Answer: She gave up on her vengeance quest, probably because Monroe helped our ragtag group of rebels in many skirmishes against the Patriots. The sexual tension between her and Monroe also disappeared when Monroe’s son Connor entered the picture. Perhaps, transference happened. Other things happened too. By the end of the series, though, Charlie was forced to defend herself against an “activated” Jason during an assault on the Patriots, and this affected her deeply. The implication here is that she loved Jason all along, even though they spent the entire second season apart.
3) Tom and Julia are both power-hungry little B-villains. Will their aims and goals remain as parallel as they have in the past, and exactly what is Julia’s plan, and what is it exactly that they “have always wanted?” Also, will Jason be along for this ride, and will it be voluntarily or involuntarily?

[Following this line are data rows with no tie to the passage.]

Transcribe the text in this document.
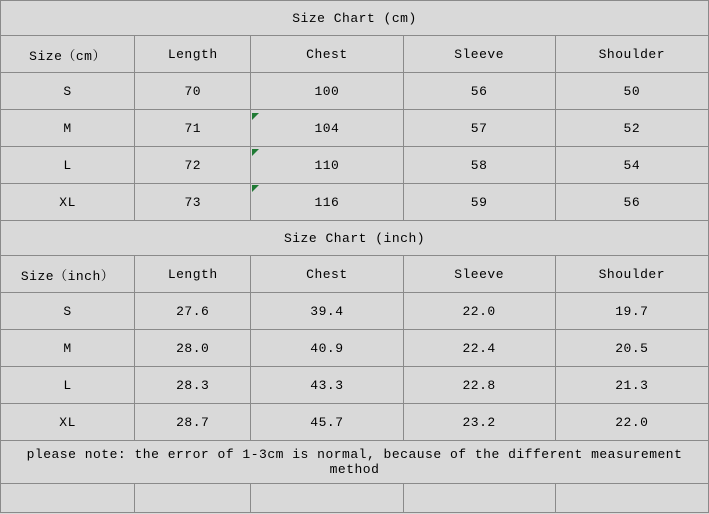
Size Chart (cm)				
Size（cm）	Length	Chest	Sleeve	Shoulder
S	70	100	56	50
M	71	104	57	52
L	72	110	58	54
XL	73	116	59	56
Size Chart (inch)				
Size（inch）	Length	Chest	Sleeve	Shoulder
S	27.6	39.4	22.0	19.7
M	28.0	40.9	22.4	20.5
L	28.3	43.3	22.8	21.3
XL	28.7	45.7	23.2	22.0
please note: the error of 1-3cm is normal, because of the different measurement method				
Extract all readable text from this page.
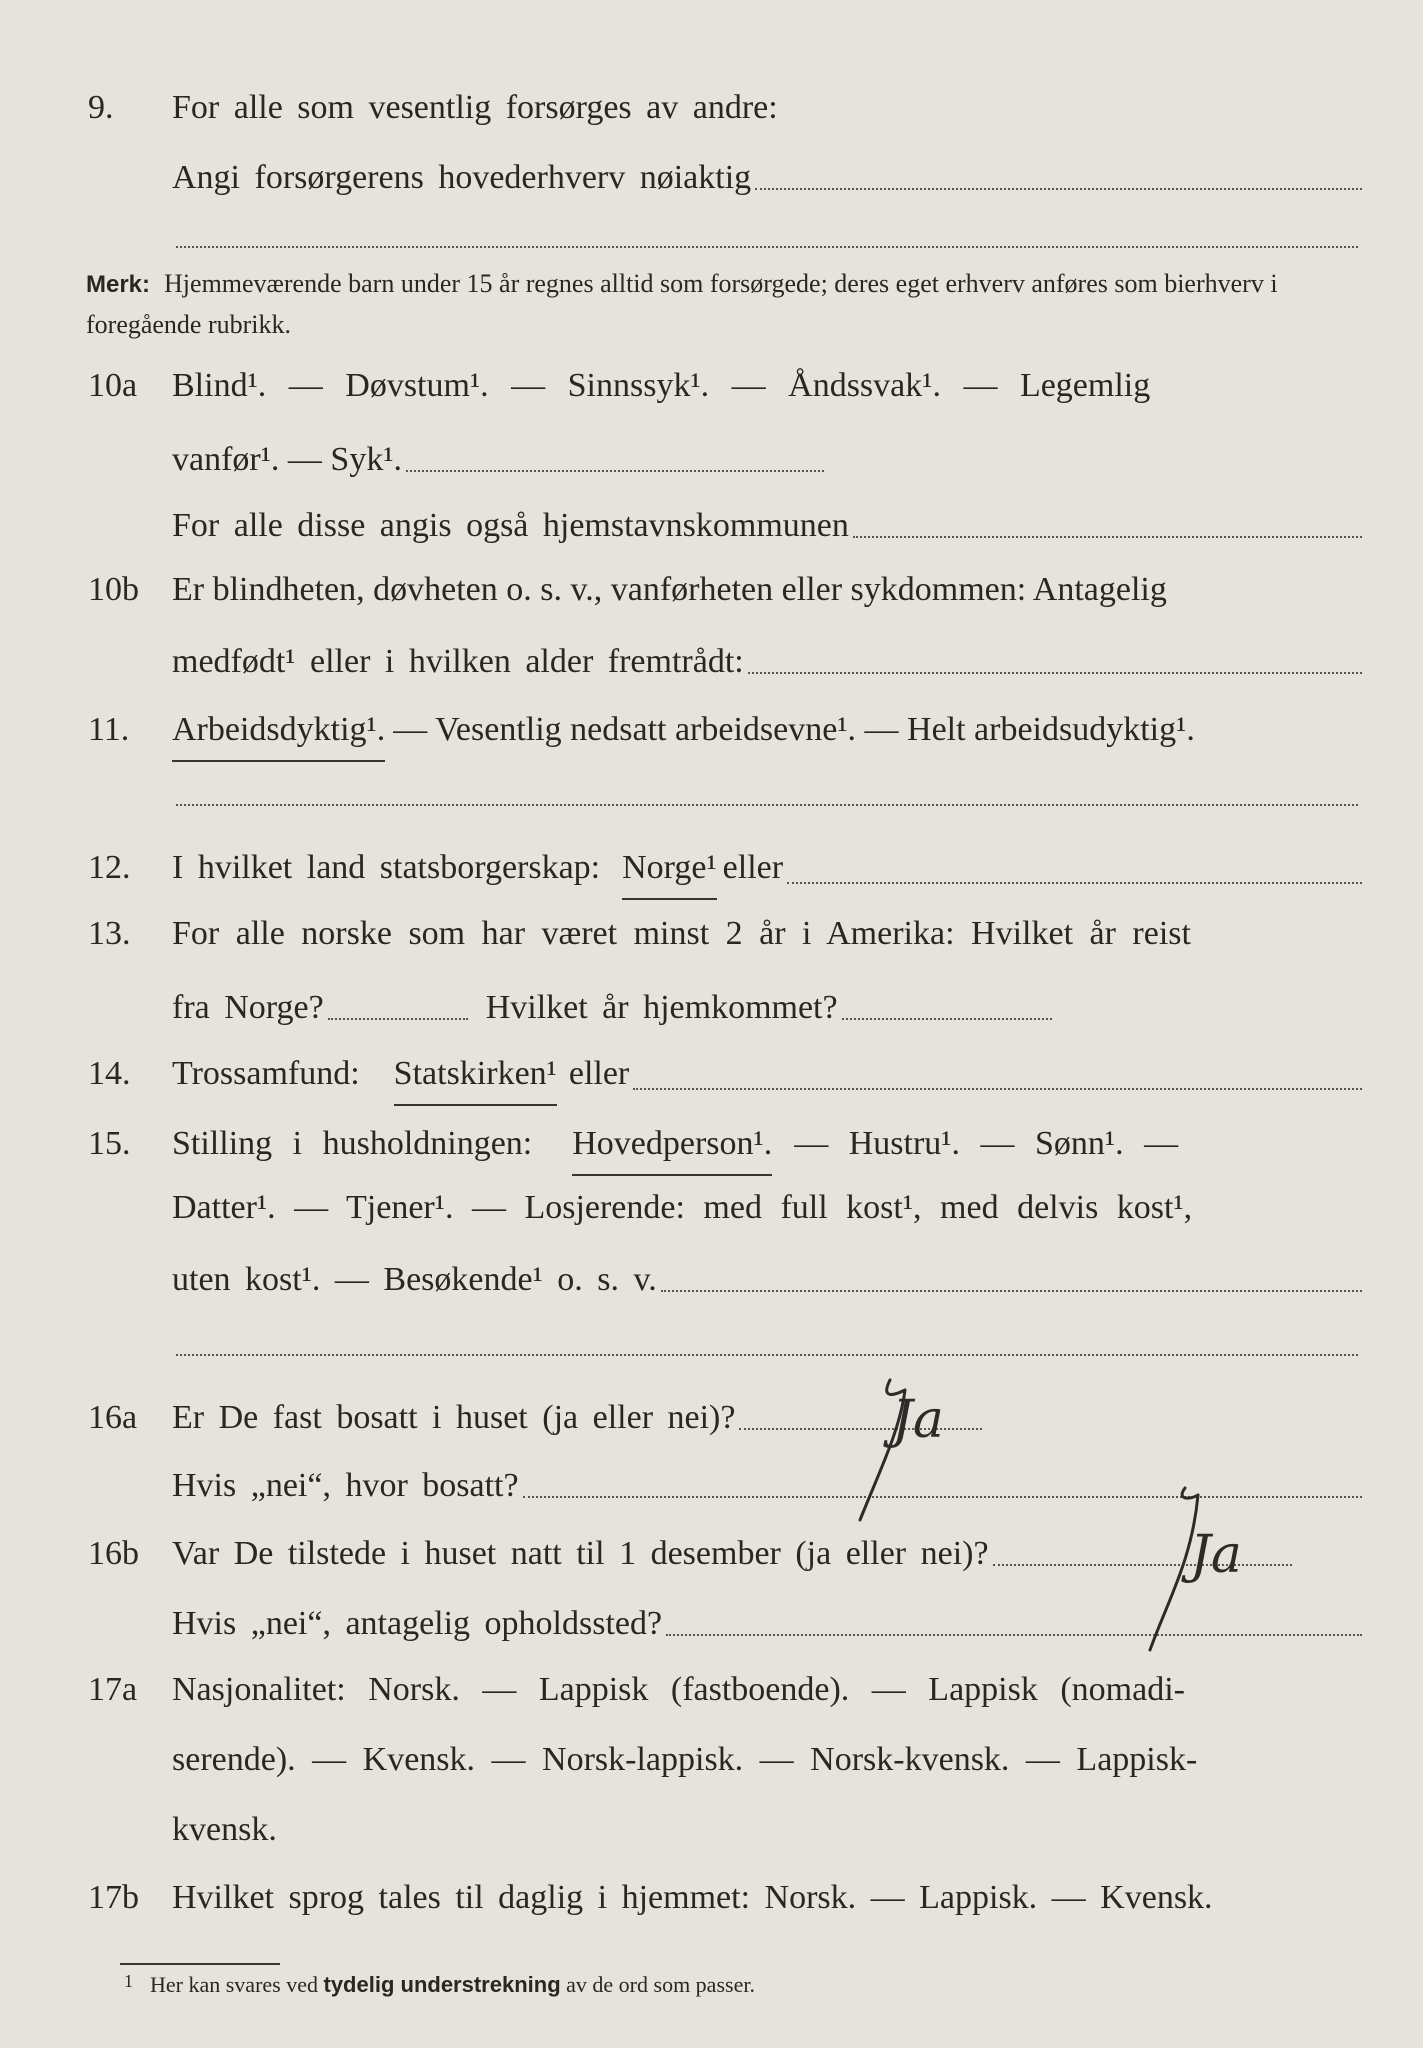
9. For alle som vesentlig forsørges av andre:
Angi forsørgerens hovederhverv nøiaktig
Merk: Hjemmeværende barn under 15 år regnes alltid som forsørgede; deres eget erhverv anføres som bierhverv i foregående rubrikk.
10a Blind¹. — Døvstum¹. — Sinnssyk¹. — Åndssvak¹. — Legemlig
vanfør¹. — Syk¹.
For alle disse angis også hjemstavnskommunen
10b Er blindheten, døvheten o. s. v., vanførheten eller sykdommen: Antagelig
medfødt¹ eller i hvilken alder fremtrådt:
11. Arbeidsdyktig¹. — Vesentlig nedsatt arbeidsevne¹. — Helt arbeidsudyktig¹.
12. I hvilket land statsborgerskap: Norge¹ eller
13. For alle norske som har været minst 2 år i Amerika: Hvilket år reist
fra Norge?	Hvilket år hjemkommet?
14. Trossamfund: Statskirken¹ eller
15. Stilling i husholdningen: Hovedperson¹. — Hustru¹. — Sønn¹. —
Datter¹. — Tjener¹. — Losjerende: med full kost¹, med delvis kost¹,
uten kost¹. — Besøkende¹ o. s. v.
16a Er De fast bosatt i huset (ja eller nei)?
Hvis „nei“, hvor bosatt?
16b Var De tilstede i huset natt til 1 desember (ja eller nei)?
Hvis „nei“, antagelig opholdssted?
Ja
Ja
17a Nasjonalitet: Norsk. — Lappisk (fastboende). — Lappisk (nomadi-
serende). — Kvensk. — Norsk-lappisk. — Norsk-kvensk. — Lappisk-
kvensk.
17b Hvilket sprog tales til daglig i hjemmet: Norsk. — Lappisk. — Kvensk.
1 Her kan svares ved tydelig understrekning av de ord som passer.
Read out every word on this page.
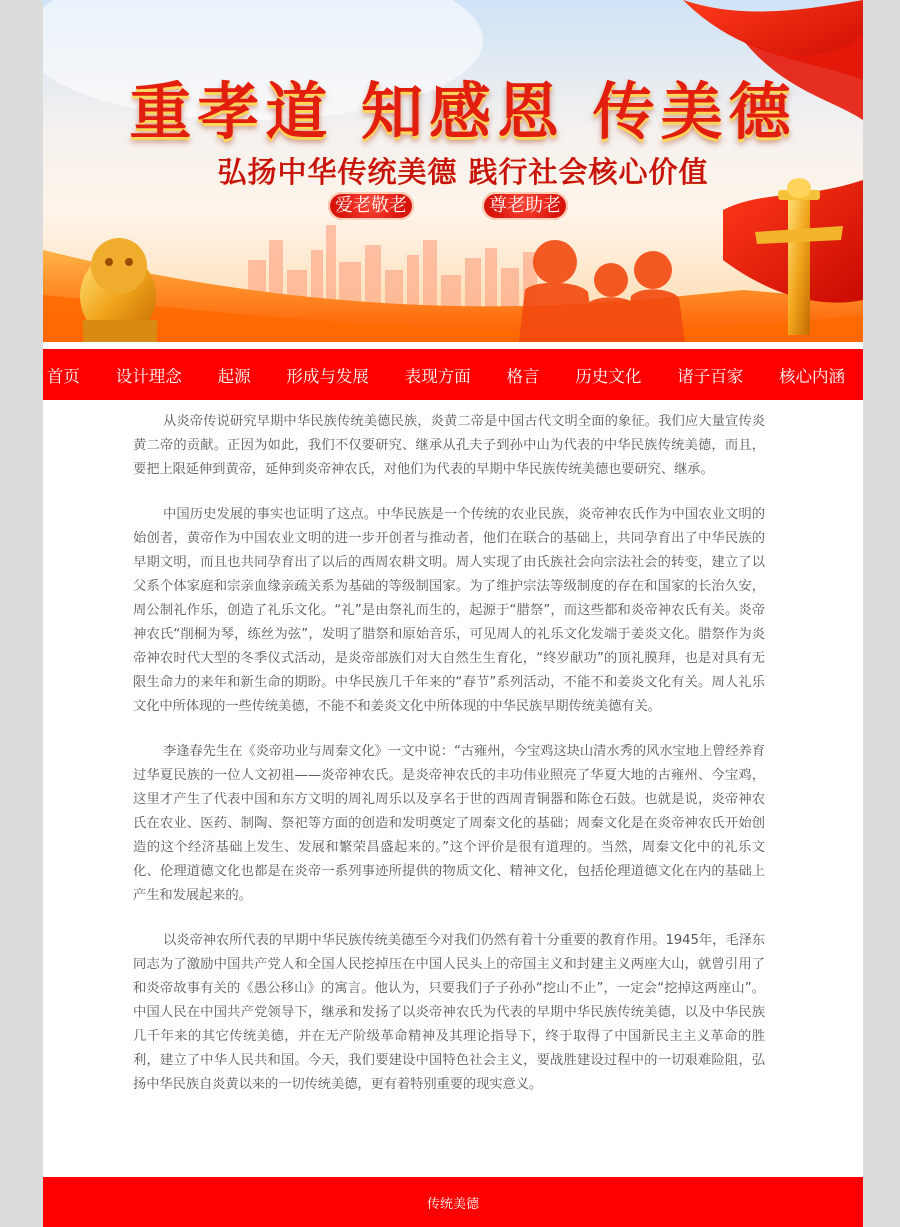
重孝道 知感恩 传美德
弘扬中华传统美德 践行社会核心价值
爱老敬老	尊老助老
首页 设计理念 起源 形成与发展 表现方面 格言 历史文化 诸子百家 核心内涵

从炎帝传说研究早期中华民族传统美德民族，炎黄二帝是中国古代文明全面的象征。我们应大量宣传炎黄二帝的贡献。正因为如此，我们不仅要研究、继承从孔夫子到孙中山为代表的中华民族传统美德，而且，要把上限延伸到黄帝，延伸到炎帝神农氏，对他们为代表的早期中华民族传统美德也要研究、继承。

中国历史发展的事实也证明了这点。中华民族是一个传统的农业民族，炎帝神农氏作为中国农业文明的始创者，黄帝作为中国农业文明的进一步开创者与推动者，他们在联合的基础上，共同孕育出了中华民族的早期文明，而且也共同孕育出了以后的西周农耕文明。周人实现了由氏族社会向宗法社会的转变，建立了以父系个体家庭和宗亲血缘亲疏关系为基础的等级制国家。为了维护宗法等级制度的存在和国家的长治久安，周公制礼作乐，创造了礼乐文化。“礼”是由祭礼而生的，起源于“腊祭”，而这些都和炎帝神农氏有关。炎帝神农氏“削桐为琴，练丝为弦”，发明了腊祭和原始音乐，可见周人的礼乐文化发端于姜炎文化。腊祭作为炎帝神农时代大型的冬季仪式活动，是炎帝部族们对大自然生生育化，“终岁献功”的顶礼膜拜，也是对具有无限生命力的来年和新生命的期盼。中华民族几千年来的“春节”系列活动，不能不和姜炎文化有关。周人礼乐文化中所体现的一些传统美德，不能不和姜炎文化中所体现的中华民族早期传统美德有关。

李逢春先生在《炎帝功业与周秦文化》一文中说：“古雍州，今宝鸡这块山清水秀的风水宝地上曾经养育过华夏民族的一位人文初祖——炎帝神农氏。是炎帝神农氏的丰功伟业照亮了华夏大地的古雍州、今宝鸡，这里才产生了代表中国和东方文明的周礼周乐以及享名于世的西周青铜器和陈仓石鼓。也就是说，炎帝神农氏在农业、医药、制陶、祭祀等方面的创造和发明奠定了周秦文化的基础；周秦文化是在炎帝神农氏开始创造的这个经济基础上发生、发展和繁荣昌盛起来的。”这个评价是很有道理的。当然，周秦文化中的礼乐文化、伦理道德文化也都是在炎帝一系列事迹所提供的物质文化、精神文化，包括伦理道德文化在内的基础上产生和发展起来的。

以炎帝神农所代表的早期中华民族传统美德至今对我们仍然有着十分重要的教育作用。1945年，毛泽东同志为了激励中国共产党人和全国人民挖掉压在中国人民头上的帝国主义和封建主义两座大山，就曾引用了和炎帝故事有关的《愚公移山》的寓言。他认为，只要我们子子孙孙“挖山不止”，一定会“挖掉这两座山”。中国人民在中国共产党领导下，继承和发扬了以炎帝神农氏为代表的早期中华民族传统美德，以及中华民族几千年来的其它传统美德，并在无产阶级革命精神及其理论指导下，终于取得了中国新民主主义革命的胜利，建立了中华人民共和国。今天，我们要建设中国特色社会主义，要战胜建设过程中的一切艰难险阻，弘扬中华民族自炎黄以来的一切传统美德，更有着特别重要的现实意义。

传统美德
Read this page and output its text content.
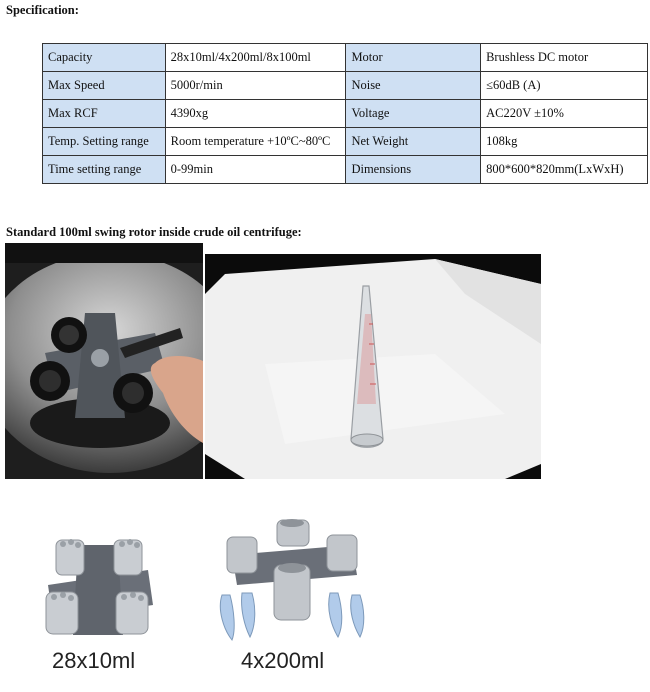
Specification:
Capacity	28x10ml/4x200ml/8x100ml	Motor	Brushless DC motor
Max Speed	5000r/min	Noise	≤60dB (A)
Max RCF	4390xg	Voltage	AC220V ±10%
Temp. Setting range	Room temperature +10ºC~80ºC	Net Weight	108kg
Time setting range	0-99min	Dimensions	800*600*820mm(LxWxH)
Standard 100ml swing rotor inside crude oil centrifuge:
28x10ml	4x200ml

Answer: Well, I think Julia died and returned to 24. If I understand and remember correctly, Julia was married to the Patriots’ President. When Tom started to poke around their household, and Julia started to scheme with him old husband, her new husband had her captured and dragged off, the implication being that she would be potentially executed. We didn’t see this execution; all I know is, Tom and Jason sought out Miles and Monroe to help him storm the Patriots, but then it got all confused because Jason’s brainwashing resulted in his death at the hands of Charlie, and then Tom was a broken man seeking revenge for his son’s death…you can see how this whole thing spiraled out of control near the end…
4) Will the power ever come back on?
Answer: It didn’t by the end of the series. Sigh.
In the first half of the second season, this viewer felt that the tone and core mysteries of Revolution had gelled together, resulting in a show that had become better and better each week, delivering mysteries and entertainment in epic and grandiose style. This viewer had also hoped, however, that the show did not forget its original premise: worldwide blackout and post-apocalyptic survival. The show, in the end, unfortunately, forgot that premise, at least the first half of it if not the most important aspects of the second half of it, and that’s why the show is no more. Lessons to be learned from anyone attempting to create a show of this ilk in the future. Story continuity is so important, particularly in the long-form storytelling format of television.
THE FUTURE OF THE SHOW:
Canceled! The entire series, two seasons long, aired fully and ended in May 2014. Now that I’m finished with it, this viewer does not believe that this show can be watched and enjoyed on the strength of its only two seasons; the writers wrapped up some of the lingering stories, but the whole ending felt anticlimactic in the end. The series is available on Netflix; this viewer cautions watching it at one’s own risk, for I believe that anyone chancing it would find themselves as disappointed as I was by the time they reach the final episode. Nevertheless, RIP Revolution. A good try…but not good enough in the end.